Als Haman vom König gefragt wurde, was mit dem Mann geschehen soll, den der König ehren möchte, dachte Haman in seinem unermesslichen Hochmut, dass der König ihn meinte. Haman schlug eine aussergewöhnliche Ehrung vor, die für einen König angemessen war: ein königliches Gewand, das der König selbst getragen hat, und ein Pferd, auf dem der König geritten war, samt einer königlichen Krone auf seinem Kopf. Haman empfahl, dass dieser Mann von einem der edelsten Fürsten des Königs durch die Stadt geführt wird, als Anerkennung seiner Wertschätzung durch den König. Dieser Vorschlag widerspiegelte Hamans stolzes, überhebliches und nach Macht gierendes Herz.

 

10 - 11 | Mordechais Ehrung

10 Da sprach der König zu Haman: Eile, nimm das Kleid und das Pferd, wie du gesagt hast, und tu so mit Mordechai, dem Juden, der im Tor des Königs sitzt; lass nichts ausfallen von allem, was du gesagt hast. 11 Und Haman nahm das Kleid und das Pferd, und er bekleidete Mordechai und ließ ihn durch die Straßen der Stadt reiten und rief vor ihm her: So wird dem Mann getan, den der König zu ehren wünscht!

Nun kam es zu einer nächsten dramatischen Wendung, denn der König befahl Haman all das, was er vorgeschlagen hatte, für Mordechai, den Juden, zu tun.

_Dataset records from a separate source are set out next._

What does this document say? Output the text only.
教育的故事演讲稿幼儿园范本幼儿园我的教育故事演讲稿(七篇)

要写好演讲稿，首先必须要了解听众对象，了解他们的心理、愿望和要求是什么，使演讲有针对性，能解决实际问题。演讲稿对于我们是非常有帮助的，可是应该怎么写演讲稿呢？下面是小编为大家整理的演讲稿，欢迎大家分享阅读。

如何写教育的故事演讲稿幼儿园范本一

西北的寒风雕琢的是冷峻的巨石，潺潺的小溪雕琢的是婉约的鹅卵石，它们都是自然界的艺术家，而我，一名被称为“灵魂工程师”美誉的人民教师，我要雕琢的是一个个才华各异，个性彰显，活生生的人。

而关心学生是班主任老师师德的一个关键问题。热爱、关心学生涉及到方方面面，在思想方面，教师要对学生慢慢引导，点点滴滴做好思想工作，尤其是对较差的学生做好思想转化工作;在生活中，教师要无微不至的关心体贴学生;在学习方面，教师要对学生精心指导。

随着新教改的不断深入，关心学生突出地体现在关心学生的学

Ausgerechnet für jenen Mann, den Haman so sehr verabscheute und vernichten wollte. Diese Wendung ist nicht nur eine öffentliche Anerkennung für Mordechais frühere Tat zum Schutz des Königs, sondern auch eine göttliche Ironie[1], bei der Haman gezwungen wurde, den Mann zu ehren, den er töten wollte.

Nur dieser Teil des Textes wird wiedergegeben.